Tenho saudades de mim!


Agora são tantos, com tantas opiniões, mas tão poucas que importam, que passei a importar-me cada vez menos!

Tenho saudades do tempo em que vivia para aceitar que me aceitassem, mas sem esforços desmedidos, porque era tão somente eu e no modelo que parecia até encaixar-se. No alto da minha ideia de perfeição, sabia-me imperfeita, mas acreditava que a atingiria um dia. Não vivia para questionar, permitia-me viver, sentindo o calor dos sorrisos que me enfeitavam os lábios de forma quase diária. Tenho saudades de mim, da que não precisava de planear demasiado para concretizar, porque seguia, de forma confiante, por cada uma das estradas que mal conhecia, mas das quais regressava vitoriosa. Os olhares eram benévolos e as palavras mais suaves, mesmo que cheias de todas as questões a que poucos sabiam responder.
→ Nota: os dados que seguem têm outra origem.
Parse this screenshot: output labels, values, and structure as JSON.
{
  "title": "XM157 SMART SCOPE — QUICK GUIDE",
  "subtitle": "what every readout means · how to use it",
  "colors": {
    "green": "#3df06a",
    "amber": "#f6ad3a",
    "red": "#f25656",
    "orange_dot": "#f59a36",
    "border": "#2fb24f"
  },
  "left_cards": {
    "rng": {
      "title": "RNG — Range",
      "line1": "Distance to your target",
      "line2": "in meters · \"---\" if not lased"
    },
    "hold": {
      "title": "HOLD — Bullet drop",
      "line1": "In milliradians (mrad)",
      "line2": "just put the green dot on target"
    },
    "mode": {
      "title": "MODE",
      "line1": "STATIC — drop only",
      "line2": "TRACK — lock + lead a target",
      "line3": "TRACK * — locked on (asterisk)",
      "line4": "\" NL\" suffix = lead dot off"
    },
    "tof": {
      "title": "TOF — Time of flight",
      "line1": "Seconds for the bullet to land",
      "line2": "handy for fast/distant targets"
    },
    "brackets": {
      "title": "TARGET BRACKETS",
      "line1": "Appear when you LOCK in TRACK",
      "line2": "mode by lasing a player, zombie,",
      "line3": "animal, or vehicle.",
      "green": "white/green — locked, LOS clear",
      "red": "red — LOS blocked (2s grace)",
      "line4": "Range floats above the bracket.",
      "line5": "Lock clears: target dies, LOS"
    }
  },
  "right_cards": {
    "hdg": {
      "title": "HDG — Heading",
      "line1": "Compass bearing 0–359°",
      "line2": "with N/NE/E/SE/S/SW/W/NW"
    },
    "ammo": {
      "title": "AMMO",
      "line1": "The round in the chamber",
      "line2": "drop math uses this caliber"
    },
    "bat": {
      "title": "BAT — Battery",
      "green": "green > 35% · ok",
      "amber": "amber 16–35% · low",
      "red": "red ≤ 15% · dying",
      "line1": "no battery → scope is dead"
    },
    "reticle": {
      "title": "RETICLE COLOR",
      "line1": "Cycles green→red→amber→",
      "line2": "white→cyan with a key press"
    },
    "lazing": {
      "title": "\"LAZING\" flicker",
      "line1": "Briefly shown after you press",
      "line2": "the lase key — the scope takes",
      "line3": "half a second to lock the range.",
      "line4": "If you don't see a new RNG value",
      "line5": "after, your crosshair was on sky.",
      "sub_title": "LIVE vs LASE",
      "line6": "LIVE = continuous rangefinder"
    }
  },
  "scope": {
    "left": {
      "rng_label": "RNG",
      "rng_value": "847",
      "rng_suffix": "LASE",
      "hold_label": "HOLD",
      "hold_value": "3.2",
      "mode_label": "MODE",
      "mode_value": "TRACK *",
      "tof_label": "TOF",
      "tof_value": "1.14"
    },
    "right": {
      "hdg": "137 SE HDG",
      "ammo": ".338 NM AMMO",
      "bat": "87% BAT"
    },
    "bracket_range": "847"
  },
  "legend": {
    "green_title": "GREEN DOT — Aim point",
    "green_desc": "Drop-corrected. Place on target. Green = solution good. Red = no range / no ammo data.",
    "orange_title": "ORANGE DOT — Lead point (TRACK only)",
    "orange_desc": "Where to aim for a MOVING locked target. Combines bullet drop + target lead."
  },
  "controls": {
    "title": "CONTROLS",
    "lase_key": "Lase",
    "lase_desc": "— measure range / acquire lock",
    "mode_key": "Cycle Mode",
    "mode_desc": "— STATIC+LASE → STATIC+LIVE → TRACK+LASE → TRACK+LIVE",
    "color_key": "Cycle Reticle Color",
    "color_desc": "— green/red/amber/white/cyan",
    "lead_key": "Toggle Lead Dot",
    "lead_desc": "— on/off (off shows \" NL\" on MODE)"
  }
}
Tenho saudades de ler os livros que me faziam apaixonar por vidas possíveis, sentindo-lhes o sabor e acreditando que se alguém escrevera sobre o que também queria, então é porque o tivera. As páginas eram devoradas como se o tempo me pudesse eventualmente fugir e nunca suspeitando que o faria eventualmente. Tenho saudades dos elogios que aceitava sem procurar por vírgulas mal colocadas ou por sinalética controversa, porque conseguia ser mais consensual. Tinha a ingenuidade dos jovens e a crença nos que diziam saber do que ainda procurava. Tenho saudades de tudo o que me enfeitava os dias, pedaços pequenos de coisas quase indeléveis, mas que bastavam. Nada era vivido em desespero, o que não tivesse ainda chegado, acabaria a ser meu e nunca me arriscava a duvidar. Tenho saudades de todos quantos me amaram, mas cujos amores desperdicei por ser tão cheia de mim e por achar que muitos outros viriam. Escrevia e recebia as cartas que me mantinham a sonhar e sonhava sem pressas, dando a cada pedaço de vida o tempo e o momento que precisavam para me fazerem crescer. Tenho saudades dos 5 anos, por ter aprendido a ler e por me terem ensinado o poder do que me acompanharia vida fora, as palavras. Brincava com as sílabas sem lhes adicionar pesos desnecessários, até porque não os tinha e porque a minha leveza, pelo tamanho e pouca vida, me permitiam desenhar um mundo à minha medida. Tenho saudades de não sentir saudades de nada, simplesmente porque a única coisa que importava era o que existia, o presente, e o futuro parecia pertencer-me na íntegra. Que saudades de mim, da miúda que a mulher escolheu deixar ir, mas que terá que recuperar, de contrário viverá eternamente de saudades.